Your style is your own. Choose a paddle that works with your swing and your preferred way of playing the game.
Every opponent has his/her own style, too, so you’ll probably adapt your play to the other player’s style a bit, but you’ll still have your own basic modus operandi.
Do you like to attack with wicked serves or are you more defensive? Do you use shot placement to beat your opponent, setting the player up or do you just wait for the right moment to send the game-ending ball screaming past?
Knowing how you like to play, what your style is, will actually help you to choose the right paddle.
Some players are more aggressive and always looking to spin and control the ball, keep the other player running back and forth and hit the ball hard and fast.
Other players are more defensive and prefer to keep the ball in play, ensure that they return the ball and patiently wait for their opponent to make an error.
Both methods win games. Just find out which one works best for you and go from there.
Blades are the solid, middle part of the paddles. They really determine how much power a paddle can create. A defensive player will usually like a heavier, softer paddle and an aggressive player will go for a lighter, more rigid bladed paddle.
A blade with 5+ layers will give you a fast return because it’s stiff and rigid. Look for carbon fiber or titanium carbon blades if you want to play fast and hard.
All-wood blades tend to work best for defensive players. The wood absorbs some of the ball’s energy and slows it down. If you’re more of a defensive player, you might want to stick with wooden blades.
Ball Meets Rubber
The two words most commonly used to describe the exterior or “rubber” part of the paddle are, “tackiness” and “firmness”.
A firm rubber can help you to put more speed on the ball.
A more tacky, softer rubber can produce more spin.
So, if you’re on the attack, get a firm rubber but if you’re playing back, consider something a little softer and tackier.
If you’re old enough to remember the show Seinfeld, you’ll get a little giggle from that sub-title. It’s a little LOL throwback!
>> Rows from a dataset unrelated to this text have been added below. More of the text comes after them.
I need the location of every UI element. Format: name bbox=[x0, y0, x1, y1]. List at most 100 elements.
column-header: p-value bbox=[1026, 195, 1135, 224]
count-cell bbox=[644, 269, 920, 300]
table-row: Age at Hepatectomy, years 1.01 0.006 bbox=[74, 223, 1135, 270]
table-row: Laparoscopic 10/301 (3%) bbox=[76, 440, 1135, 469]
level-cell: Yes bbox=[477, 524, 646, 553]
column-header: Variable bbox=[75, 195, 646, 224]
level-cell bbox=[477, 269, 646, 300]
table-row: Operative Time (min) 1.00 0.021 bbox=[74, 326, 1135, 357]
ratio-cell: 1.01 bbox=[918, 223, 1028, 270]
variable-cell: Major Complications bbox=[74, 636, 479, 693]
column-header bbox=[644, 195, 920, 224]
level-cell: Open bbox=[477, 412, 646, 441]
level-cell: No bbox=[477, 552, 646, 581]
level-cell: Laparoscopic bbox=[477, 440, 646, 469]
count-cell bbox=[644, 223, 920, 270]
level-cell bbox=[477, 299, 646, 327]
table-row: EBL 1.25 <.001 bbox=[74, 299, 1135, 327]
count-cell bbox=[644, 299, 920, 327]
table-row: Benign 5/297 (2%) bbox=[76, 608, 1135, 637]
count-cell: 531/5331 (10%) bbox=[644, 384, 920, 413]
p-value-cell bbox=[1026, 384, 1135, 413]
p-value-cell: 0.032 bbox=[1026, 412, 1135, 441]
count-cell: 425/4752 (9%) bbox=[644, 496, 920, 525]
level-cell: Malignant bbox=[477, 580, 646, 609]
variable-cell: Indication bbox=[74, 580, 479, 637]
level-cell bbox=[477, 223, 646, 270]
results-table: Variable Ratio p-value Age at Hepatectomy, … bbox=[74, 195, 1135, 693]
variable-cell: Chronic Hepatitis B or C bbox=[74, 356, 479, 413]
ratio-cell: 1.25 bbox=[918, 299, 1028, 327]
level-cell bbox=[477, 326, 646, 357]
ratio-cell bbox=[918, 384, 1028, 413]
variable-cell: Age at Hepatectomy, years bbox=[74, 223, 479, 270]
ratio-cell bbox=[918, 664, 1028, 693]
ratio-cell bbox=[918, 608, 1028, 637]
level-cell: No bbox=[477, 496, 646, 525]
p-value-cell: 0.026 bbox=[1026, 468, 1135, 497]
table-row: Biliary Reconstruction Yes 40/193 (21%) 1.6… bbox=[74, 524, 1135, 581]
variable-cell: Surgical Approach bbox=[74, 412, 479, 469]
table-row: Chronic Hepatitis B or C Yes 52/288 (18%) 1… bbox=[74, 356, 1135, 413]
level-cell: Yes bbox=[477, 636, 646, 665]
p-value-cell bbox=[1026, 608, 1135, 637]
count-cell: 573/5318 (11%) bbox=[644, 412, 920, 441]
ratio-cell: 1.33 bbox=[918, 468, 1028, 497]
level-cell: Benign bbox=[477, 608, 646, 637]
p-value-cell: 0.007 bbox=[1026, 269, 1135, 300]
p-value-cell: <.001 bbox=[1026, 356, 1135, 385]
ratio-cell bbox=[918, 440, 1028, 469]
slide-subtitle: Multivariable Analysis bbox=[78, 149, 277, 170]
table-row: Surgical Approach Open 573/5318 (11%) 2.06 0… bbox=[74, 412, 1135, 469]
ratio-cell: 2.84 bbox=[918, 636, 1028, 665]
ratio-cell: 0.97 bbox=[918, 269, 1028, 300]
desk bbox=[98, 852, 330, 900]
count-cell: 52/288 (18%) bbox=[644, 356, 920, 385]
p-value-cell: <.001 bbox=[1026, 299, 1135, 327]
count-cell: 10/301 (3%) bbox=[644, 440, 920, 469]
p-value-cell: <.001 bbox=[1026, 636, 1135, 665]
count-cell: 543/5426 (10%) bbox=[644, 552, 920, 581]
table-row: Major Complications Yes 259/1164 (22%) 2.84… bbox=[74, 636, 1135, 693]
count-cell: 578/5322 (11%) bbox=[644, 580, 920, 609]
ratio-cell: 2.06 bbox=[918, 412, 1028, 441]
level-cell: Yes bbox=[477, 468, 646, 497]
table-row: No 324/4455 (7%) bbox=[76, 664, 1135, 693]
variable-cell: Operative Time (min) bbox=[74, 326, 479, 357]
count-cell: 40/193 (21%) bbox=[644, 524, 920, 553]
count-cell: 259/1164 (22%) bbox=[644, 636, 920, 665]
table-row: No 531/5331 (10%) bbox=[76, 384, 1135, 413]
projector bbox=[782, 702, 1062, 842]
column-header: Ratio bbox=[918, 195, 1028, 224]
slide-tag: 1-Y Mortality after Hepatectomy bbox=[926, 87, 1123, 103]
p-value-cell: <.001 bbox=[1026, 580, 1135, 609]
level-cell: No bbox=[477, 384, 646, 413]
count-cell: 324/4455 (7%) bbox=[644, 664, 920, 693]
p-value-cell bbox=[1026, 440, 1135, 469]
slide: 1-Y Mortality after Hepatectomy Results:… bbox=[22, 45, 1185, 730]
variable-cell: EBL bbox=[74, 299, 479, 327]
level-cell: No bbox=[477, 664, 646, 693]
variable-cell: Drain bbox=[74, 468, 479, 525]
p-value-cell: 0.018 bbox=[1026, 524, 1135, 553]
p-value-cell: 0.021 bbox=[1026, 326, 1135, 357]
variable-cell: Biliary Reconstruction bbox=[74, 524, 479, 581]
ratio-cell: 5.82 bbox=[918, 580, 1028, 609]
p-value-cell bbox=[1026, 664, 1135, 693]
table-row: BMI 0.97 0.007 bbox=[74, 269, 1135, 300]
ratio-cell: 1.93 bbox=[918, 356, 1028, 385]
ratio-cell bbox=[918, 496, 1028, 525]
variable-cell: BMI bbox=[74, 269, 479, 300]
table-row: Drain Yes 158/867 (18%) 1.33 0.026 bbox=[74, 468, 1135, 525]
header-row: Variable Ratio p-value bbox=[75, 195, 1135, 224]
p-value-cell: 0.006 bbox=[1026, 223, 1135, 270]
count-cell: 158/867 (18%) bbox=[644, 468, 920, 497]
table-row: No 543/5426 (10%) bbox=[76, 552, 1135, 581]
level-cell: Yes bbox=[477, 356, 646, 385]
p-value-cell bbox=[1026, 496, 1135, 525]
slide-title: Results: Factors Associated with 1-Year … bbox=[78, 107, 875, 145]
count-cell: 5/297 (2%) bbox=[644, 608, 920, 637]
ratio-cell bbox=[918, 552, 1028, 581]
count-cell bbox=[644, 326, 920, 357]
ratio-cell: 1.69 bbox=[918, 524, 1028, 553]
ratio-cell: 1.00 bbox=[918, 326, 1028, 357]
In this case, however, we’re talking paddles.
The sponge is the layer between the blade and the rubber. They’re rated as thick, medium and thin.
2.0 mm is a thick sponge, which makes a fast-attack kind of paddle.
If you’re a defensive player, try a thinner sponge.
Whether you like to play aggressively, stand back and play defensively or fall somewhere in between, there’s a paddle that’s right for you.
Pay attention to your play and pick a paddle that meets your needs. This is one time in life when the phrase, “suit yourself” is not sarcastic or mocking.
You really do need to pick a paddle that suits you and you can feel great about that!